Mendekati puncak, banyak dijumpai rombongan yang memilih mendirikan kemah di sana. Di antara sedikit perdu-perdu yang melindungi tenda mereka dari kencangnya angin yang dapat menerbangkan pasak. Namun memang pemandangan di sini lebih spektakuler dibandingkan di Kandang Badak yang tertutup pohon-pohon tinggi. Jurang di sisi utara dan selatan menjadi pembatas daerah tersebut. Di sisi utara, Kota Bogor dan Jakarta, serta laut jawa di kejauhan membatasi daratan dengan langit.

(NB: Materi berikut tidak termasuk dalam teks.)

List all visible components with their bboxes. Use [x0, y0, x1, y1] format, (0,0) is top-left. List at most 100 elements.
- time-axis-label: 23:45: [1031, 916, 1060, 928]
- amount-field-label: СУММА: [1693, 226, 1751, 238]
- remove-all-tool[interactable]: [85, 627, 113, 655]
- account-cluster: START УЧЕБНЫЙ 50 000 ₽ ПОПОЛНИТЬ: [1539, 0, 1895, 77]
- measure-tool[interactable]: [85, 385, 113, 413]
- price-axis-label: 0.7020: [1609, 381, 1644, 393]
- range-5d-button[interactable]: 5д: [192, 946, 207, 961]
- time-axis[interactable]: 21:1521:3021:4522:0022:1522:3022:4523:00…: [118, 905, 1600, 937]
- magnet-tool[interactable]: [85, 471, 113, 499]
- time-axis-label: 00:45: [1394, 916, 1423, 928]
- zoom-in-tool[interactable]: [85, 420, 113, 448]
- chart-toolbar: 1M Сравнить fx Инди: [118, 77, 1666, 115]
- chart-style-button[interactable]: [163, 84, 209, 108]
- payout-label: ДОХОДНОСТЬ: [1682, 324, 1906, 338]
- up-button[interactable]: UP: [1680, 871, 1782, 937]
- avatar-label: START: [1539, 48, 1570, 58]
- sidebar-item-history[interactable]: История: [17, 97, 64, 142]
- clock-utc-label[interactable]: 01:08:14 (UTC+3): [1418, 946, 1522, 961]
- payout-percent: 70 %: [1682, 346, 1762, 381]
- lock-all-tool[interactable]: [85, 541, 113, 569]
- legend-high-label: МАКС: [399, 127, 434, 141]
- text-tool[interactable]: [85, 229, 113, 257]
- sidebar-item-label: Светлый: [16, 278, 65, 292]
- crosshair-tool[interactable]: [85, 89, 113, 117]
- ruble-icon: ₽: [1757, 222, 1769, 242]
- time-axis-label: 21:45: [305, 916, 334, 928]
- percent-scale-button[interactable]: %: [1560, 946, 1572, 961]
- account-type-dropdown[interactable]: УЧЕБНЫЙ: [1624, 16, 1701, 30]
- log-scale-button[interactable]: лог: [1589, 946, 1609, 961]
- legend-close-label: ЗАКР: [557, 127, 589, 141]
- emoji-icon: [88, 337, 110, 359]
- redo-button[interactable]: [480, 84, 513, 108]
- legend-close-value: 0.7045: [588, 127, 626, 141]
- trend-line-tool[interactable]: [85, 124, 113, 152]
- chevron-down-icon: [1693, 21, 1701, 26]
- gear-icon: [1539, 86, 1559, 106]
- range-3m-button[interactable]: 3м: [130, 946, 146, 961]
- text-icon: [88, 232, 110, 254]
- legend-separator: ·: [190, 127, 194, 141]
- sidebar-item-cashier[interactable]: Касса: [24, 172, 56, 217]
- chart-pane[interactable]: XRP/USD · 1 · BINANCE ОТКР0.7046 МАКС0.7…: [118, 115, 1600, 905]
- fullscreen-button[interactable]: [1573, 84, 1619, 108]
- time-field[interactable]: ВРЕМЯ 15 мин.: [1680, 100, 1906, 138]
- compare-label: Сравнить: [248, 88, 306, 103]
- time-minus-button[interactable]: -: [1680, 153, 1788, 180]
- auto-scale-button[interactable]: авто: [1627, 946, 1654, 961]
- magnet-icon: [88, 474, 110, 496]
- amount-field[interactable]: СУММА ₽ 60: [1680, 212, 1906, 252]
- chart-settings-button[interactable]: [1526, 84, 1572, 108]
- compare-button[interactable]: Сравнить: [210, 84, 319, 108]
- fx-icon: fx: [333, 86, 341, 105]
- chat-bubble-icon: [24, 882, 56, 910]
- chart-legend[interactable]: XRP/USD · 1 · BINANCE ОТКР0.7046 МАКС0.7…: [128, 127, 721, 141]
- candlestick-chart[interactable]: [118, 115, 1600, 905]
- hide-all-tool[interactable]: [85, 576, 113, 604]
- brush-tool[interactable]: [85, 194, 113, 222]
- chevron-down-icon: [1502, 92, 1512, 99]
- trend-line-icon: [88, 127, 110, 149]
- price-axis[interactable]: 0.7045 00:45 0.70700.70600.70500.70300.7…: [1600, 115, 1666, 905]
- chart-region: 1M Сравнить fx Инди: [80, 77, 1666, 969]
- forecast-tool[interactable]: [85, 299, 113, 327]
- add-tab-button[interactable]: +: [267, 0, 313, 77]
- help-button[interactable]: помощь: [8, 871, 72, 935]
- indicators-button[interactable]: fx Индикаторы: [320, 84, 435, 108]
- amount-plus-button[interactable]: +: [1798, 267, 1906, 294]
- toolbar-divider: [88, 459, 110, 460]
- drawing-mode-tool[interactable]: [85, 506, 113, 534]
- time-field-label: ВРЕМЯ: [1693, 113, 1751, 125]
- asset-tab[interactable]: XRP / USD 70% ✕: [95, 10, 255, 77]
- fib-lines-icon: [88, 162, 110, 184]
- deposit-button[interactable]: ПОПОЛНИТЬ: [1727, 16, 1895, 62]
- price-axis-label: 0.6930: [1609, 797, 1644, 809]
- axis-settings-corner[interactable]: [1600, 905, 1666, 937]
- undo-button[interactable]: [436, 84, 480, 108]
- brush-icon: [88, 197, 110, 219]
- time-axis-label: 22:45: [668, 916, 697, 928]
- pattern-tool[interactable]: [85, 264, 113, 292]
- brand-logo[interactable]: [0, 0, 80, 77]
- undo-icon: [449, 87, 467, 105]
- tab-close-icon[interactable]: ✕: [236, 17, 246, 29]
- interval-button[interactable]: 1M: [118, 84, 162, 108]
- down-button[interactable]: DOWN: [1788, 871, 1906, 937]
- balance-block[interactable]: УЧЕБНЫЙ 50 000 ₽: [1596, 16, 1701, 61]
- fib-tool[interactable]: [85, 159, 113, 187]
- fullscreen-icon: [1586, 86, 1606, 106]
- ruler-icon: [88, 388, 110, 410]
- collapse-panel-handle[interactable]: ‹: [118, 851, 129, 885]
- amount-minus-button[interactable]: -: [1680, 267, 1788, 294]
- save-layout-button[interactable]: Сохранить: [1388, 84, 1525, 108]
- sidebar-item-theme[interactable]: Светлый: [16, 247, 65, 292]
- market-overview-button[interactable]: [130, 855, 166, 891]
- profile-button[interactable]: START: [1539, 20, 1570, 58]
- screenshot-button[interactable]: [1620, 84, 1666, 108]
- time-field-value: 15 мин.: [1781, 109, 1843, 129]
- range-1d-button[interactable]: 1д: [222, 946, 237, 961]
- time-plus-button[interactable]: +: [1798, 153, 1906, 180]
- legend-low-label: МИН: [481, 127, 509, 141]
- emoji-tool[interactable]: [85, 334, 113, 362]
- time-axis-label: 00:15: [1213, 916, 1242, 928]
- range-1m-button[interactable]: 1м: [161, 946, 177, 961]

Lampu-lampu kota tersebar bagaikan kunang-kunang yang sedang kumpul keluarga.

Tak seberapa jauh dari sana, tugu puncak Gede, 2958 mdpl terpancang menandai tanah tertinggi ketiga di Bumi Sunda setelah Puncak Ciremai dan tetangga seberang, Puncak Pangrango.

Riuh rendah suara pendaki yang telah sampai di sana membuat saya lupa melakukan ritual sujud syukur di setiap puncak gunung yang saya kunjungi. Sebagian besar mengantri untuk berfoto selfie di papan nama 2985 mdpl, sisanya mengelilingi penjual nasi uduk dan teh panas yang laris manis.

Pangrango
Pemandangan yang paling menakjubkan di Puncak Gede adalah kerucut Pangrango yang gagah menjulang di seberang jurang. Ia lebih hitam dari malam, lebih angkuh jika dilihat dari jauh. Terharu saya semalam berhasil ngesot ke sana. Allohuakbar.

Sekumpulan kabut tipis yang naik menyisakan gedung-gedung pencakar langit Jakarta yang tampak kecil di kejauhan dibandingkan dengan daratan tigaribu meter ini.

#
Setelah mengabadikan beberapa gambar, saya bergegas turun karena perut sudah mulai lapar lagi. Seperti kisah-kisah pendakian saya yang lain, jika dibandingkan naik, saya lebih tidak suka turun gunung. Selain memang lebih menyiksa dengkul, turun juga berarti meninggalkan Puncak yang indah di atas sana dan mendatangi Jakarta dan rutinitas di hari kerja (lagi). Hmm, tetap harus disyukuri sih ya, Alhamdulillah.

Sampai di Kandang Badak, kami memaksakan diri memasak sebagian besar logistic yang masih banyak agar tidak terlalu berat. Sisanya, diberikan ke tenda sebelah.

Meski dari pos Cibereum sampai bawah kami diguyur hujan lebat, sepiring nasi goreng panas di sebuah warung di dekat Balai Besar Cibodas menghangatkan lagi suasana hati yang sempat kebas. Tsaaah. :D Sampai jumpa di catatan perjalanan selanjutnya ya.